Sarcopenia is the age-related loss of muscle seen by sports medicine specialists. It is estimated that an individual loses five to seven pounds of lean muscle every decade. Such lean muscle loss makes every daily activity harder, including the ability to walk, sit and stand, climb stairs, drive, get dressed and shop. Increased muscle strength may also reduce the incidence of hip fractures.

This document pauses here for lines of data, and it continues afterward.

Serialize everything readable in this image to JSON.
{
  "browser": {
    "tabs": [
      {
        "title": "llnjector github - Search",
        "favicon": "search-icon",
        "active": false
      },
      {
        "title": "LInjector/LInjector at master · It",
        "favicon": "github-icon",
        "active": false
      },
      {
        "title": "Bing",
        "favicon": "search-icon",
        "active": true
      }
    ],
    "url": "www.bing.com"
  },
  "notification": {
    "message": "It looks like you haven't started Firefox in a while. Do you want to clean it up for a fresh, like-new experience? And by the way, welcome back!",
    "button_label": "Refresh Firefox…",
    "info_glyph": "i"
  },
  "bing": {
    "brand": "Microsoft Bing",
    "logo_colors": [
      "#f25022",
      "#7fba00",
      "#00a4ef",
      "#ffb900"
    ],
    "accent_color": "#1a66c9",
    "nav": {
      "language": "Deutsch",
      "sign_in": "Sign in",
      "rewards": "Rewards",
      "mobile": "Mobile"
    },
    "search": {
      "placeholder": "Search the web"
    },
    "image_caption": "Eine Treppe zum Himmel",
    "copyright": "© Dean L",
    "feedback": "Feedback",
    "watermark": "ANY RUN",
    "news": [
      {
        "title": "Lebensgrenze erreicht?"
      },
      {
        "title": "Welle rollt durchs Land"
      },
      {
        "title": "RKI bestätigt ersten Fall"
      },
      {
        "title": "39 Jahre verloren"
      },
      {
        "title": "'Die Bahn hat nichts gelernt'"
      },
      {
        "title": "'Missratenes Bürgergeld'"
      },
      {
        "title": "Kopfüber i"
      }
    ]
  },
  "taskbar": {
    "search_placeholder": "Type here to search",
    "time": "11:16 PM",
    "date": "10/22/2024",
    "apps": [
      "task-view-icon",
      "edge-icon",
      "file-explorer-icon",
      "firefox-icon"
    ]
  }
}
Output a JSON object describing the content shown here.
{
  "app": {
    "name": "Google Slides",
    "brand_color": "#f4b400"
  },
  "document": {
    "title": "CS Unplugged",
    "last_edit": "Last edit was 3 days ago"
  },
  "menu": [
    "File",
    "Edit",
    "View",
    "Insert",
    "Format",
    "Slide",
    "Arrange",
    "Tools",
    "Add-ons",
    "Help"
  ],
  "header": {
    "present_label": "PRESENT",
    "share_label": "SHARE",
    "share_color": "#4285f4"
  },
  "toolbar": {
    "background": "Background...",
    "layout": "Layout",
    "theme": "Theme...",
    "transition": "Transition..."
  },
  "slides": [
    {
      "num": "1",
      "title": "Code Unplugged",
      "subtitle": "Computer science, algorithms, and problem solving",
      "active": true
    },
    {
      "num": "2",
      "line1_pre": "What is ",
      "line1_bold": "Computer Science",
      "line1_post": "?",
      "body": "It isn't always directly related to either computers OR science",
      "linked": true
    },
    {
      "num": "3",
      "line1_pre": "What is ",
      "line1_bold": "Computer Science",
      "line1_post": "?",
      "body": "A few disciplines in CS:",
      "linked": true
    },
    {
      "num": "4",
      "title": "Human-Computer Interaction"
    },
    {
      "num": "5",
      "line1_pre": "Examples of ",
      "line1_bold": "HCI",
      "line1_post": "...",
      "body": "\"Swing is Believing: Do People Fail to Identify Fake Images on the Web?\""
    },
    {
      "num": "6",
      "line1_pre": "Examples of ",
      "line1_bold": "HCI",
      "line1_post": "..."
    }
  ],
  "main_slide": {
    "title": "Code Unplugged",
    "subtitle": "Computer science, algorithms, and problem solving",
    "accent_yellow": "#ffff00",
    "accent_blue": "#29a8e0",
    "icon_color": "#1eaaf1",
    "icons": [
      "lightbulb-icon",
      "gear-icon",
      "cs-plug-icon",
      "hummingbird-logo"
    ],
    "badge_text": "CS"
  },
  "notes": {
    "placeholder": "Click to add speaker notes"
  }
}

*Be sure to discuss sports medicine exercise programs with your doctor before beginning.

 

Sports Medicine Safety Tips for Seniors

 

  • Wear sturdy, non-slip athletic shoes with proper sports medicine support for feet, and closed toe box—no scuffs, sandals or rubber thong shoes.
  • Use a sports medicine balance support product, such as a cane, if there is a history of dizziness or falls.
  • Wear eyeglasses to avoid falls.
  • Follow sports medicine directions closely when using weight machines; wear reading glasses.
  • Always ask for help from a health club staff member.
  • Exercise with a buddy.
  • Discuss the sports medicine exercise program with your doctor before you begin.
  • Have a complete sports medicine first aid kit available at all organized and impromptu sports events.

 

Sports Medicine Safety Equipment Recommendations

 

  • Sturdy athletic shoes, appropriate for the exercise or sport;
  • Protective sports medicine eyewear such as safety glasses or goggles;
  • Sports medicine mouth guards-- especially important for those with bridgework or other
  • orthodontic appliances;
  • Sports medicine helmets;
  • Sports medicine knee and elbow guards;
  • Sports medicine face guards for sports such as football, hockey, martial arts and handball.

 

Sports Medicine Injury Prevention Recommendations

 

  • Warm up slowly prior to any sports activity.
  • Stretch the muscles before and after exercise, using proper form and never bounce. (Bouncing causes tiny tears in muscle fibers.)
  • Wear appropriate sports medicine safety equipment for the sport, making certain equipment fits properly and snugly.
  • Wear sports medicine support products, such as neoprene compression sleeves, on joints prone to injury.
  • Weight loss, diet plans and programs for seniors.